The Department of Labor is expected to release the finalized version of its long-anticipated fiduciary rule on Wednesday, April 6, according to published reports.
While no one is certain of what the new rule will look like, it’s expected to require advisors overseeing retirement plans to act under a fiduciary standard, putting client interests ahead of all other considerations when making investment recommendations on accounts covered under the Employee Retirement Income Security Act.
The Wall Street Journal reports that the regulation is expected to come out at 11:30 a.m. on Wednesday, with supporters like Senator Elizabeth Warren (D, Mass.) and Labor Secretary Thomas Perez making the announcement at Center for American Progress in Washington, D.C., a think tank on progressive public policy research and advocacy.

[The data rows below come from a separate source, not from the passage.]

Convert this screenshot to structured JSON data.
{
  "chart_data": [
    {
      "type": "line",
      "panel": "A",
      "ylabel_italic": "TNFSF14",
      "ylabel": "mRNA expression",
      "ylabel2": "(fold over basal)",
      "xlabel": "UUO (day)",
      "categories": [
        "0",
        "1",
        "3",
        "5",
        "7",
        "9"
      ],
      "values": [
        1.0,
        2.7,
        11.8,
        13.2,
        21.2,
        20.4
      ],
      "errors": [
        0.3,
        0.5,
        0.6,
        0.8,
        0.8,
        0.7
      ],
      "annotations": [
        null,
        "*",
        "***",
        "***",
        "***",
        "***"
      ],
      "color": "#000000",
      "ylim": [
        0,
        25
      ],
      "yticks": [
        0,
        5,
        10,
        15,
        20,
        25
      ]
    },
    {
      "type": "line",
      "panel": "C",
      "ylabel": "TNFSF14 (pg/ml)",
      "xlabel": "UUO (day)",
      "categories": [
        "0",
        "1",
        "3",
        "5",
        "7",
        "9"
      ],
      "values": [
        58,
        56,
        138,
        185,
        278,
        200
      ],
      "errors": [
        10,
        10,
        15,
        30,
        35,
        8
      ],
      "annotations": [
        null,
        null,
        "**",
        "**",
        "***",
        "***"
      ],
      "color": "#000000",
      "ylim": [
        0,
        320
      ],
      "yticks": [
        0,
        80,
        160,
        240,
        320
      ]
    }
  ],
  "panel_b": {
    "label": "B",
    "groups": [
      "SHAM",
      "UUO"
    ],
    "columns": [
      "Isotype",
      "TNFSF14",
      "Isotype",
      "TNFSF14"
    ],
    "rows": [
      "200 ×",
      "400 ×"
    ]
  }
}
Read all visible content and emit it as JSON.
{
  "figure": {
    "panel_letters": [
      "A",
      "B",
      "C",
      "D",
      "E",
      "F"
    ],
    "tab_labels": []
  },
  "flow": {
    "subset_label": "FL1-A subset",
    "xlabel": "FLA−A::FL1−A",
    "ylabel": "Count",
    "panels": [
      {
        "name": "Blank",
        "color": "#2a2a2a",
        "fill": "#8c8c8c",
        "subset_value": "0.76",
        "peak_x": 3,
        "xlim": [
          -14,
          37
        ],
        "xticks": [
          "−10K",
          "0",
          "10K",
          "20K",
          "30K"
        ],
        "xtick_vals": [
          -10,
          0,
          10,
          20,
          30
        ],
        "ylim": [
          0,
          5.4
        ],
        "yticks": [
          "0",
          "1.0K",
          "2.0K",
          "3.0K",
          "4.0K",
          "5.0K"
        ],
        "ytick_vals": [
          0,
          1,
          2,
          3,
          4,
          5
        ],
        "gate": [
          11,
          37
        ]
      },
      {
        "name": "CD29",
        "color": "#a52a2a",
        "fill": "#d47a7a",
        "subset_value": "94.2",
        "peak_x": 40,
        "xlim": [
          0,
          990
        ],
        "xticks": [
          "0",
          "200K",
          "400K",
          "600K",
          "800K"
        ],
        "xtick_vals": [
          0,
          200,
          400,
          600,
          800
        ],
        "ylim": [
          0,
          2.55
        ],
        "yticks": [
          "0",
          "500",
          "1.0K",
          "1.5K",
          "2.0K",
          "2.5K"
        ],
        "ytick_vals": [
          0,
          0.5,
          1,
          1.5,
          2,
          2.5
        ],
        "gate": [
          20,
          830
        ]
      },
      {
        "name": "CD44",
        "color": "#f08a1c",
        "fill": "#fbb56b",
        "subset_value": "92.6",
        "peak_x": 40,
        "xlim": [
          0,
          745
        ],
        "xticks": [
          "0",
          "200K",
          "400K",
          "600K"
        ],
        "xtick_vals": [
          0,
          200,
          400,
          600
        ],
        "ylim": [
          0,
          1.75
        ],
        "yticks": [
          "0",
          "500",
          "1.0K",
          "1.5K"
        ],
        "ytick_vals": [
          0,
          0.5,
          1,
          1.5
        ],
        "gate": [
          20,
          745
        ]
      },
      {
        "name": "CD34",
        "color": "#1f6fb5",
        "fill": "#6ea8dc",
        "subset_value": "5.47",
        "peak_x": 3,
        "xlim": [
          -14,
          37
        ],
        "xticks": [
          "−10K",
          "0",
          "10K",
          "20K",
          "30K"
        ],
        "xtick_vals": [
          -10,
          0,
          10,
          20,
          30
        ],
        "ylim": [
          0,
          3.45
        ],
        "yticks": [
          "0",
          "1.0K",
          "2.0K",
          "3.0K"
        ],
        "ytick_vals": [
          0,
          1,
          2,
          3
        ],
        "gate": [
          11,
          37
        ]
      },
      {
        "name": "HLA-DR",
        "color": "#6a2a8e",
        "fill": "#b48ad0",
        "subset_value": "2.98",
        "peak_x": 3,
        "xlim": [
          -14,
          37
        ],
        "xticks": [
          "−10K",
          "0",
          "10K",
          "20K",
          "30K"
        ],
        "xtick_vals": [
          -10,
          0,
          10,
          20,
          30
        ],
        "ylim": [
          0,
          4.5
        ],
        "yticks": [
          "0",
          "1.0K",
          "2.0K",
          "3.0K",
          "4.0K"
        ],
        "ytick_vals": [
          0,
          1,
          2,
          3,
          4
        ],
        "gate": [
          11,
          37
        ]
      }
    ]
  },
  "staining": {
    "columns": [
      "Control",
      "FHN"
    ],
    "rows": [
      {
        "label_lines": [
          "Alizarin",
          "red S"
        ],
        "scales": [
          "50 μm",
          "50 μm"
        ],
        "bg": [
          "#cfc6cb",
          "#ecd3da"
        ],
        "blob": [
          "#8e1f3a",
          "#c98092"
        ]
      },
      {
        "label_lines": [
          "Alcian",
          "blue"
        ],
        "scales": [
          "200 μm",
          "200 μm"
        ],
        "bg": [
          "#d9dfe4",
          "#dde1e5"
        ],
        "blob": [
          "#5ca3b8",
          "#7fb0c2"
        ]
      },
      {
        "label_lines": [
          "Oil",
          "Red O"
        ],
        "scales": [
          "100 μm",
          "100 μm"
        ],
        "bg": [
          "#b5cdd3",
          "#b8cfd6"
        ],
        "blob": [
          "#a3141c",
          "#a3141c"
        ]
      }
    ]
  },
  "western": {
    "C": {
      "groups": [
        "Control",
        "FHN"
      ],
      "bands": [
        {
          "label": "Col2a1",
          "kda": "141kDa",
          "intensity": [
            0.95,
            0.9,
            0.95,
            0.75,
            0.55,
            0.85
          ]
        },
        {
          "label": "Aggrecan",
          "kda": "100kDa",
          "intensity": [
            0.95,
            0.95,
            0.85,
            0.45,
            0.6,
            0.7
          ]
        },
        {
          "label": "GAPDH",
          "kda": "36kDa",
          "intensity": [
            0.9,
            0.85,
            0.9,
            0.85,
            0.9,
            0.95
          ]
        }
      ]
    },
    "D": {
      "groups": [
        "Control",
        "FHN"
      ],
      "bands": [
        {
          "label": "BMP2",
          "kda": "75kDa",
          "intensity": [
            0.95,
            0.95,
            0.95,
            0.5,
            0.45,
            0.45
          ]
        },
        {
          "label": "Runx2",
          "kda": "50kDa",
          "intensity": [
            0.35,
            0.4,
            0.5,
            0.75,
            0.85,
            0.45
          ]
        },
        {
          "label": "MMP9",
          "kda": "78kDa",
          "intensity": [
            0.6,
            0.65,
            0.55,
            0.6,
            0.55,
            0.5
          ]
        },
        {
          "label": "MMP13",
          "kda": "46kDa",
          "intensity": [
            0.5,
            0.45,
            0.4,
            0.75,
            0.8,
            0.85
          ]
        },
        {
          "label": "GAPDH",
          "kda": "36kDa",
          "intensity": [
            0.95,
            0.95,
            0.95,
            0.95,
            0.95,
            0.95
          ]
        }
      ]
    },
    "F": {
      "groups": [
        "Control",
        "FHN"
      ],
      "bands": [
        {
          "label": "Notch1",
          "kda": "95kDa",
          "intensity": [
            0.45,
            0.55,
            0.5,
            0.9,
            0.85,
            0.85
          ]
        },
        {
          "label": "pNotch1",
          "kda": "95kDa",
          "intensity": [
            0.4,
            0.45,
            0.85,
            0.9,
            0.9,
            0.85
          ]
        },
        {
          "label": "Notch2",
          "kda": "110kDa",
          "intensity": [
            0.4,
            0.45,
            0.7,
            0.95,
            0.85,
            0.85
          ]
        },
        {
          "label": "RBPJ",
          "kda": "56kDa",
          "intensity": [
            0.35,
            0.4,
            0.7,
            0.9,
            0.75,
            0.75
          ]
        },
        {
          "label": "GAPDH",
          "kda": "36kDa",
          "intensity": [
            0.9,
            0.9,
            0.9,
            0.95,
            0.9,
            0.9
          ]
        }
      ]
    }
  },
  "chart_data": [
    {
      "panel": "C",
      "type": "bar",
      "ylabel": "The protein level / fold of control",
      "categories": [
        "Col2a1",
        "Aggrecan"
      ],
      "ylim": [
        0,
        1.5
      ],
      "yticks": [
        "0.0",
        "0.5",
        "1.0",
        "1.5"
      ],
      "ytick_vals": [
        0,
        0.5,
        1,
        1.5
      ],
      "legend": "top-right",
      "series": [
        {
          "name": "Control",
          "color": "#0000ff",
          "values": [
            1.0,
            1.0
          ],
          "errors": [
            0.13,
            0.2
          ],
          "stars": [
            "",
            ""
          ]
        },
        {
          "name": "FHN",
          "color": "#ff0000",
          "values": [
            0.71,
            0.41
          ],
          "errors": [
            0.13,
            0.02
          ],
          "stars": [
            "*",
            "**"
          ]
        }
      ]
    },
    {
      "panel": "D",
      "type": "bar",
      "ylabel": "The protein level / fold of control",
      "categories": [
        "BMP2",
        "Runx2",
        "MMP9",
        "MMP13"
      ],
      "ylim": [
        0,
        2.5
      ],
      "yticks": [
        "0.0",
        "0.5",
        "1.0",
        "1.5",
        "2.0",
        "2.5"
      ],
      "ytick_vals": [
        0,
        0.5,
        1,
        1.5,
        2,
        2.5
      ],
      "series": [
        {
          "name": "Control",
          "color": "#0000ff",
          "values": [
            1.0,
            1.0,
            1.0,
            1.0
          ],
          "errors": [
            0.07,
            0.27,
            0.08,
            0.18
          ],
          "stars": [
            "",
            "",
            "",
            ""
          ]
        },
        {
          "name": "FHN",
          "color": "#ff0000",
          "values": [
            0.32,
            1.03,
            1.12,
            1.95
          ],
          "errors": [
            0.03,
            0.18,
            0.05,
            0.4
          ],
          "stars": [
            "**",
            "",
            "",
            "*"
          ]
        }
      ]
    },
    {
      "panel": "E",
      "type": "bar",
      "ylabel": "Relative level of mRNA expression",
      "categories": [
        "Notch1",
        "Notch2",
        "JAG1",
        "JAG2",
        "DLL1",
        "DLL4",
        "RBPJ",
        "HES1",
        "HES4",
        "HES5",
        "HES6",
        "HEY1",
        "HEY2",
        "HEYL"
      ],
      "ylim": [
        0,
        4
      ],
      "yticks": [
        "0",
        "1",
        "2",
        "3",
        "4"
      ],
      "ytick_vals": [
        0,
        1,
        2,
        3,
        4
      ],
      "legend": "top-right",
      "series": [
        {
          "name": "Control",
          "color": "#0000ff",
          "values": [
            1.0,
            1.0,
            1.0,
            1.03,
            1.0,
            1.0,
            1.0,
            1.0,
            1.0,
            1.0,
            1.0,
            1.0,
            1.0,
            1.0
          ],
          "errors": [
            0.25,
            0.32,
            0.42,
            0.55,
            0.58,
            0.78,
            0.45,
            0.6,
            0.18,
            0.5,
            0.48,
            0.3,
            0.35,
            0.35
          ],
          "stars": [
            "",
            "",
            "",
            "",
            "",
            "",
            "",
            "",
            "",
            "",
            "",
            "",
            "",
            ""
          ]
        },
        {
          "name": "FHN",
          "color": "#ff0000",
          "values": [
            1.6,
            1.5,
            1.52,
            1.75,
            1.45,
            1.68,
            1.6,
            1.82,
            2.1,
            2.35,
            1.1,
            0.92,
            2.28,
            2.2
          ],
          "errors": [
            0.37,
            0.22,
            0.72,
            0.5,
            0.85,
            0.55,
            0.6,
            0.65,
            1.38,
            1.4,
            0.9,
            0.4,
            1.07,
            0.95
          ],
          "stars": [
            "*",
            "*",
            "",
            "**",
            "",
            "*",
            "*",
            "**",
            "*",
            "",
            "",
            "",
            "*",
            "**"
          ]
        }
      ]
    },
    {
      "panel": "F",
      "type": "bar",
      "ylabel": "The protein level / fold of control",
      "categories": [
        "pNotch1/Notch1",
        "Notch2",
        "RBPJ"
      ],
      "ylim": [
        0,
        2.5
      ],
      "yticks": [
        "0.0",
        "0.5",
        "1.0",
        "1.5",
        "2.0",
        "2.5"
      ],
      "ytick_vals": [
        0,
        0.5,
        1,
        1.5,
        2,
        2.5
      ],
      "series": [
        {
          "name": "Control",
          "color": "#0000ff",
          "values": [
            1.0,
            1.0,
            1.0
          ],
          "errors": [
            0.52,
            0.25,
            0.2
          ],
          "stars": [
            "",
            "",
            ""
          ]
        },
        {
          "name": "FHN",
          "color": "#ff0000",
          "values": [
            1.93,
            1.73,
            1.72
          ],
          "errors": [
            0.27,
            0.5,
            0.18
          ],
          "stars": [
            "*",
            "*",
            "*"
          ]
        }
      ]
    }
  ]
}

The rule proposal was released last April, giving industry groups much time to examine it closely and submit comments. In late January, the DOL sent the rule to the Office of Management and Budget for final review.
Investor advocate groups like the Consumer Federation of America have long argued that commissions earned by brokers—who are not legally obligated to act as fiduciaries—incentivize transactions that hurt consumers, like advising clients to roll 401(k)s into IRAs with higher fees and excessive trading.
Meanwhile, industry groups have long argued that the proposal could limit the public’s access to quality financial advice, contending that the rule would make it too costly to serve smaller clients.
Some brokerages, such as LPL Financial and ValMark, have already started preparing for the rule, moving to a more fee-based business model.